Thank God for Carnival

Thank God for Carnival

Carnival has been viewed traditionally as that religious event which precedes Ash Wednesday and the Lenten season. Lent has largely lost its religious significance for many, but Carnival continues to perform many social functions, some of which are not immediately obvious. It is the time of the year when the nation exhales, when many people, especially women, take a break from stress-inducing activities. For many, it is a season when people feel good about themselves, and about the country itself. It is also a time when the cultural artistry of our citizens flowers and is most on display, and when many of us are proudest of our nation.

I say all this knowing that there are many citizens who are allergic to and apoplectic about Carnival, especially the two-day procession of bands, and seek refuge by going abroad or to the beach.
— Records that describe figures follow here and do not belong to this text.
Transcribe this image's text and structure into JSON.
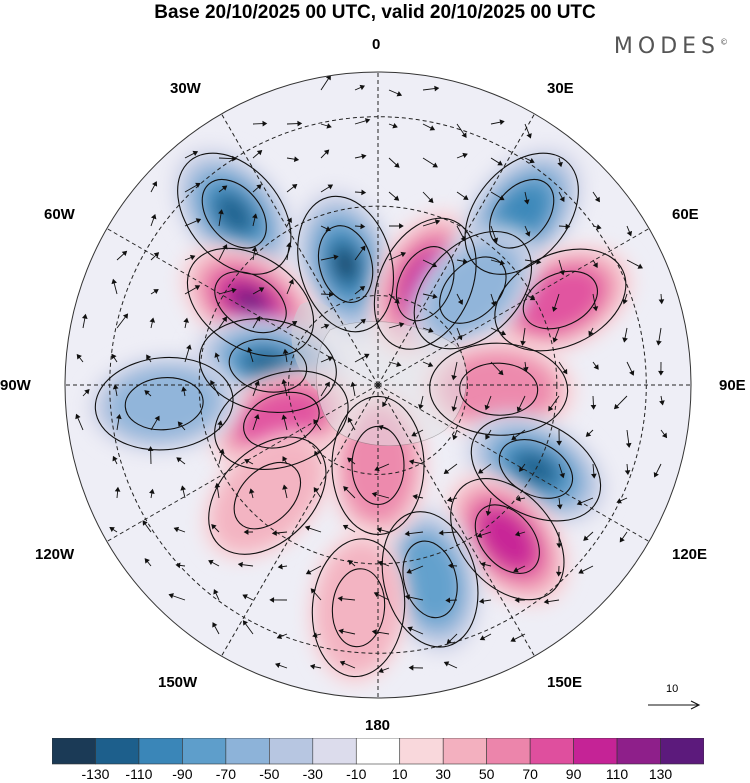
{
  "title": "Base 20/10/2025 00 UTC, valid 20/10/2025 00 UTC",
  "brand": "MODES",
  "brand_mark": "©",
  "longitude_labels": {
    "l0": "0",
    "l30e": "30E",
    "l60e": "60E",
    "l90e": "90E",
    "l120e": "120E",
    "l150e": "150E",
    "l180": "180",
    "l150w": "150W",
    "l120w": "120W",
    "l90w": "90W",
    "l60w": "60W",
    "l30w": "30W"
  },
  "reference_vector": {
    "label": "10"
  },
  "colorbar": {
    "colors": [
      "#1b3a56",
      "#1d5f8c",
      "#3a86b8",
      "#5e9ecb",
      "#8db3d9",
      "#b7c6e1",
      "#dcdcec",
      "#ffffff",
      "#f9d8dc",
      "#f3b0bf",
      "#ec85ab",
      "#df4f9e",
      "#c52396",
      "#8e1f8a",
      "#5c1a7c"
    ],
    "labels": [
      "-130",
      "-110",
      "-90",
      "-70",
      "-50",
      "-30",
      "-10",
      "10",
      "30",
      "50",
      "70",
      "90",
      "110",
      "130"
    ]
  },
  "anomaly_blobs": [
    {
      "name": "blob-neg-north-atlantic",
      "lon": -40,
      "colat": 50,
      "sign": "neg",
      "level": 5
    },
    {
      "name": "blob-neg-greenland-sea",
      "lon": -15,
      "colat": 28,
      "sign": "neg",
      "level": 6
    },
    {
      "name": "blob-pos-barents",
      "lon": 25,
      "colat": 25,
      "sign": "pos",
      "level": 4
    },
    {
      "name": "blob-neg-scandinavia",
      "lon": 40,
      "colat": 50,
      "sign": "neg",
      "level": 4
    },
    {
      "name": "blob-pos-west-siberia",
      "lon": 65,
      "colat": 45,
      "sign": "pos",
      "level": 3
    },
    {
      "name": "blob-neg-kara",
      "lon": 45,
      "colat": 30,
      "sign": "neg",
      "level": 2
    },
    {
      "name": "blob-pos-central-siberia",
      "lon": 92,
      "colat": 27,
      "sign": "pos",
      "level": 2
    },
    {
      "name": "blob-neg-east-siberia",
      "lon": 118,
      "colat": 40,
      "sign": "neg",
      "level": 5
    },
    {
      "name": "blob-pos-japan",
      "lon": 140,
      "colat": 45,
      "sign": "pos",
      "level": 4
    },
    {
      "name": "blob-neg-bering",
      "lon": 165,
      "colat": 45,
      "sign": "neg",
      "level": 3
    },
    {
      "name": "blob-pos-pacific",
      "lon": 180,
      "colat": 18,
      "sign": "pos",
      "level": 2
    },
    {
      "name": "blob-pos-labrador",
      "lon": -57,
      "colat": 34,
      "sign": "pos",
      "level": 6
    },
    {
      "name": "blob-neg-canada",
      "lon": -80,
      "colat": 25,
      "sign": "neg",
      "level": 5
    },
    {
      "name": "blob-pos-alaska",
      "lon": -110,
      "colat": 23,
      "sign": "pos",
      "level": 3
    },
    {
      "name": "blob-pos-gulf-alaska",
      "lon": -135,
      "colat": 35,
      "sign": "pos",
      "level": 1
    },
    {
      "name": "blob-neg-east-pacific",
      "lon": -95,
      "colat": 48,
      "sign": "neg",
      "level": 2
    },
    {
      "name": "blob-pos-south-pacific",
      "lon": -175,
      "colat": 50,
      "sign": "pos",
      "level": 1
    }
  ]
}
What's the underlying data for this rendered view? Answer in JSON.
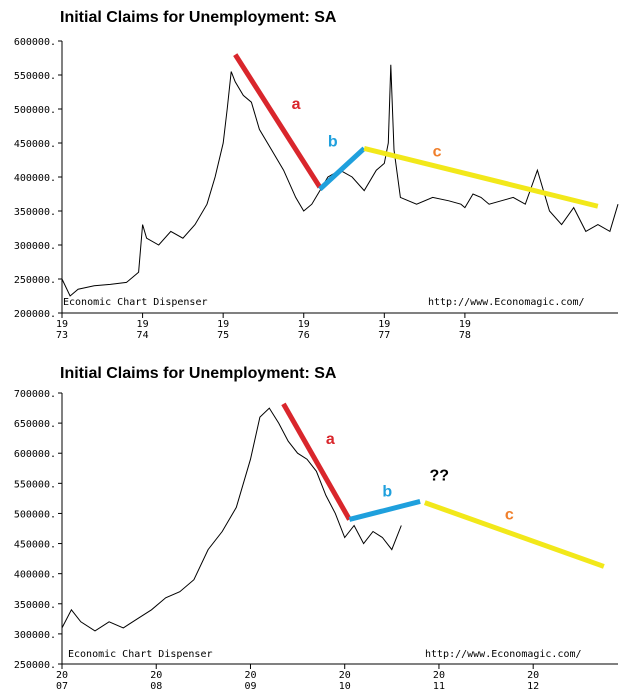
{
  "colors": {
    "wave_a": "#d9262c",
    "wave_b": "#1fa0dd",
    "wave_c": "#f2e81a",
    "label_c": "#f07f2b",
    "label_q": "#000000"
  },
  "chart_data": [
    {
      "type": "line",
      "title": "Initial Claims for Unemployment: SA",
      "credit_left": "Economic Chart Dispenser",
      "credit_right": "http://www.Economagic.com/",
      "ylim": [
        200000,
        600000
      ],
      "yticks": [
        200000,
        250000,
        300000,
        350000,
        400000,
        450000,
        500000,
        550000,
        600000
      ],
      "ytick_labels": [
        "200000.",
        "250000.",
        "300000.",
        "350000.",
        "400000.",
        "450000.",
        "500000.",
        "550000.",
        "600000."
      ],
      "xlim": [
        1973.0,
        1979.9
      ],
      "xticks": [
        {
          "x": 1973,
          "top": "19",
          "bottom": "73"
        },
        {
          "x": 1974,
          "top": "19",
          "bottom": "74"
        },
        {
          "x": 1975,
          "top": "19",
          "bottom": "75"
        },
        {
          "x": 1976,
          "top": "19",
          "bottom": "76"
        },
        {
          "x": 1977,
          "top": "19",
          "bottom": "77"
        },
        {
          "x": 1978,
          "top": "19",
          "bottom": "78"
        }
      ],
      "series": [
        {
          "x": [
            1973.0,
            1973.1,
            1973.2,
            1973.4,
            1973.6,
            1973.8,
            1973.95,
            1974.0,
            1974.05,
            1974.2,
            1974.35,
            1974.5,
            1974.65,
            1974.8,
            1974.9,
            1975.0,
            1975.05,
            1975.1,
            1975.15,
            1975.25,
            1975.35,
            1975.45,
            1975.6,
            1975.75,
            1975.9,
            1976.0,
            1976.1,
            1976.2,
            1976.3,
            1976.45,
            1976.6,
            1976.75,
            1976.9,
            1977.0,
            1977.05,
            1977.08,
            1977.12,
            1977.2,
            1977.4,
            1977.6,
            1977.8,
            1977.95,
            1978.0,
            1978.1,
            1978.2,
            1978.3,
            1978.45,
            1978.6,
            1978.75,
            1978.9,
            1979.05,
            1979.2,
            1979.35,
            1979.5,
            1979.65,
            1979.8,
            1979.9
          ],
          "y": [
            250000,
            225000,
            235000,
            240000,
            242000,
            245000,
            260000,
            330000,
            310000,
            300000,
            320000,
            310000,
            330000,
            360000,
            400000,
            450000,
            500000,
            555000,
            540000,
            520000,
            510000,
            470000,
            440000,
            410000,
            370000,
            350000,
            360000,
            380000,
            400000,
            410000,
            400000,
            380000,
            410000,
            420000,
            450000,
            565000,
            440000,
            370000,
            360000,
            370000,
            365000,
            360000,
            355000,
            375000,
            370000,
            360000,
            365000,
            370000,
            360000,
            410000,
            350000,
            330000,
            355000,
            320000,
            330000,
            320000,
            360000
          ]
        }
      ],
      "waves": [
        {
          "label": "a",
          "color": "wave_a",
          "x": [
            1975.15,
            1976.2
          ],
          "y": [
            580000,
            385000
          ],
          "label_x": 1975.85,
          "label_y": 500000
        },
        {
          "label": "b",
          "color": "wave_b",
          "x": [
            1976.2,
            1976.75
          ],
          "y": [
            382000,
            442000
          ],
          "label_x": 1976.3,
          "label_y": 445000
        },
        {
          "label": "c",
          "color": "wave_c",
          "x": [
            1976.75,
            1979.65
          ],
          "y": [
            442000,
            357000
          ],
          "label_x": 1977.6,
          "label_y": 430000
        }
      ]
    },
    {
      "type": "line",
      "title": "Initial Claims for Unemployment: SA",
      "credit_left": "Economic Chart Dispenser",
      "credit_right": "http://www.Economagic.com/",
      "ylim": [
        250000,
        700000
      ],
      "yticks": [
        250000,
        300000,
        350000,
        400000,
        450000,
        500000,
        550000,
        600000,
        650000,
        700000
      ],
      "ytick_labels": [
        "250000.",
        "300000.",
        "350000.",
        "400000.",
        "450000.",
        "500000.",
        "550000.",
        "600000.",
        "650000.",
        "700000."
      ],
      "xlim": [
        2007.0,
        2012.9
      ],
      "xticks": [
        {
          "x": 2007,
          "top": "20",
          "bottom": "07"
        },
        {
          "x": 2008,
          "top": "20",
          "bottom": "08"
        },
        {
          "x": 2009,
          "top": "20",
          "bottom": "09"
        },
        {
          "x": 2010,
          "top": "20",
          "bottom": "10"
        },
        {
          "x": 2011,
          "top": "20",
          "bottom": "11"
        },
        {
          "x": 2012,
          "top": "20",
          "bottom": "12"
        }
      ],
      "series": [
        {
          "x": [
            2007.0,
            2007.1,
            2007.2,
            2007.35,
            2007.5,
            2007.65,
            2007.8,
            2007.95,
            2008.1,
            2008.25,
            2008.4,
            2008.55,
            2008.7,
            2008.85,
            2009.0,
            2009.1,
            2009.2,
            2009.3,
            2009.4,
            2009.5,
            2009.6,
            2009.7,
            2009.8,
            2009.9,
            2010.0,
            2010.1,
            2010.2,
            2010.3,
            2010.4,
            2010.5,
            2010.6
          ],
          "y": [
            310000,
            340000,
            320000,
            305000,
            320000,
            310000,
            325000,
            340000,
            360000,
            370000,
            390000,
            440000,
            470000,
            510000,
            590000,
            660000,
            675000,
            650000,
            620000,
            600000,
            590000,
            570000,
            530000,
            500000,
            460000,
            480000,
            450000,
            470000,
            460000,
            440000,
            480000
          ]
        }
      ],
      "waves": [
        {
          "label": "a",
          "color": "wave_a",
          "x": [
            2009.35,
            2010.05
          ],
          "y": [
            682000,
            490000
          ],
          "label_x": 2009.8,
          "label_y": 615000
        },
        {
          "label": "b",
          "color": "wave_b",
          "x": [
            2010.05,
            2010.8
          ],
          "y": [
            490000,
            520000
          ],
          "label_x": 2010.4,
          "label_y": 528000
        },
        {
          "label": "c",
          "color": "wave_c",
          "x": [
            2010.85,
            2012.75
          ],
          "y": [
            518000,
            412000
          ],
          "label_x": 2011.7,
          "label_y": 490000
        },
        {
          "label": "??",
          "color": "label_q",
          "x": [],
          "y": [],
          "label_x": 2010.9,
          "label_y": 555000
        }
      ]
    }
  ]
}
We even have those who, like the lady from Cascade, argued that those who took part in the recent march against crime should have boycotted Carnival to make “the ultimate statement that the country’s security system was inadequate to protect citizens and visitors at this time.” Clearly, such an initiative would have had unintended consequences that might be socially expensive. We should however note that many who avoid the streets on the two days of Carnival still take part in some aspects of the pre-Carnival activity, either directly or vicariously through media offerings. In more ways than one, Carnival is the quintessential national festival, and this holds across age cohorts, gender and ethnicity, though in various proportions.